Forex Trading Using Technical Indicators

One of the main cornerstones of your new Forex Trading System will be a method or technique that can help you select the entry and exit points of all your trades. There are a large number of Technical Indicators that can be used to assist you in achieving this task including Stochastics, RSI, Bollinger Bands, MACD, Moving averages plus many more.

Unfortunately, as none of them can predict the Forex Market with anywhere near 100% accuracy, a recommended way forward would be to select one Technical Indicator at a time and then to determine its win:loss ratio and expectancy value as will be shown later in this course. There is a great amount of free information on the internet about Technical Indicators. Here are brief descriptions of two of them:
1. Simple Moving Average (SMA)

This indicator is calculated by dividing the sum of the past N period closing prices by the number of periods N. This is a lagging indicator with which traders try to use past price data to forecast future movements. The moving average is more accurate when used with longer number of periods. However, this also has the disadvantage of making it slower to react to new price changes.

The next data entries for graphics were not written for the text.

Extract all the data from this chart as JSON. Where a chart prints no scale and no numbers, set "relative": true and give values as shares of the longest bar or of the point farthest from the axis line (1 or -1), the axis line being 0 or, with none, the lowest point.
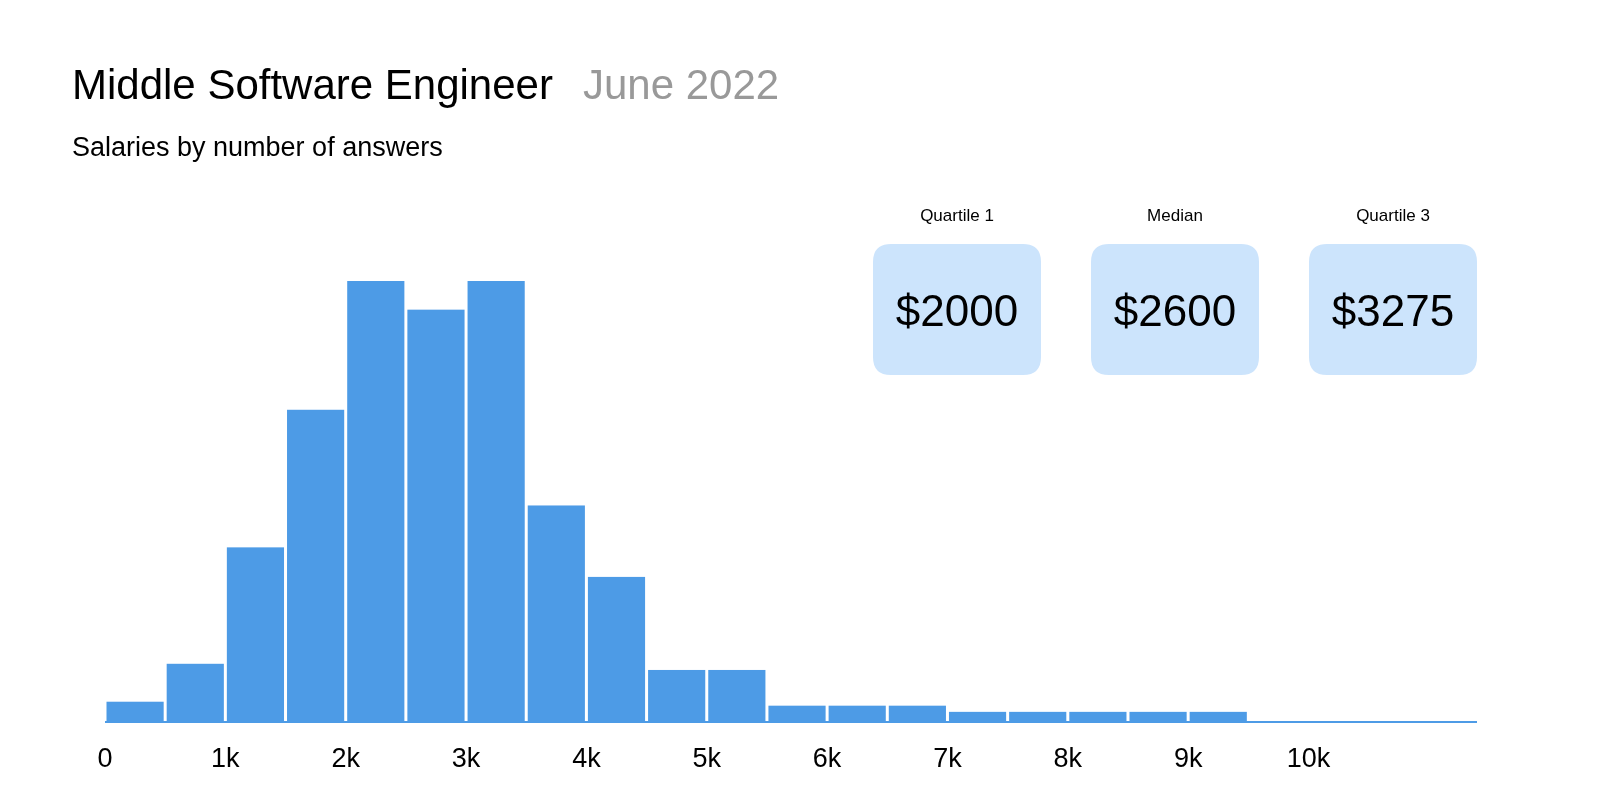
{
  "chart_data": {
    "type": "bar",
    "title": "Middle Software Engineer",
    "subtitle": "Salaries by number of answers",
    "annotations": [
      "June 2022",
      "Quartile 1",
      "$2000",
      "Median",
      "$2600",
      "Quartile 3",
      "$3275"
    ],
    "x": [
      250,
      750,
      1250,
      1750,
      2250,
      2750,
      3250,
      3750,
      4250,
      4750,
      5250,
      5750,
      6250,
      6750,
      7250,
      7750,
      8250,
      8750,
      9250
    ],
    "values": [
      0.046,
      0.132,
      0.396,
      0.708,
      1,
      0.935,
      1,
      0.491,
      0.329,
      0.118,
      0.118,
      0.037,
      0.037,
      0.037,
      0.023,
      0.023,
      0.023,
      0.023,
      0.023
    ],
    "relative": true,
    "color": "#4d9be6",
    "xlim": [
      0,
      11400
    ],
    "xticks": [
      {
        "value": 0,
        "label": "0"
      },
      {
        "value": 1000,
        "label": "1k"
      },
      {
        "value": 2000,
        "label": "2k"
      },
      {
        "value": 3000,
        "label": "3k"
      },
      {
        "value": 4000,
        "label": "4k"
      },
      {
        "value": 5000,
        "label": "5k"
      },
      {
        "value": 6000,
        "label": "6k"
      },
      {
        "value": 7000,
        "label": "7k"
      },
      {
        "value": 8000,
        "label": "8k"
      },
      {
        "value": 9000,
        "label": "9k"
      },
      {
        "value": 10000,
        "label": "10k"
      }
    ]
  }
}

2. Exponential Moving Average (EMA)
The Simple Moving Average is a very good tool for quickly establishing Forex market trends. However, it does not cope very well with rapid price movements (spikes) because it gives just as much emphasis to older price data as to new. As traders are recommended to base their technical analysis on the latest data, the Exponential Moving Average indicator provides an improvement because its formula places more emphasis on recent currency quotes.

However, it is very important for you to realise that all technical indicators have inherent problems. One of the major ones is that most of them, if not all, were designed well before the birth of Forex and as such do not cope very well with its violent volatility. They were intended to deal with trading conditions that are the equivalent of you paddling a canoe at the seaside in light breezy weather. However, they do not perform very well in the tsunami type conditions that Forex is capable of generating. Consequently, these technical indicators really need to be updated and modified in order to cope with these new conditions.

However, this solution is not really a possibility unless you are brilliant at mathematics. A more workable way forward is to integrate your chosen technical indicators into a complete Forex Trading Strategy as will be shown in this course.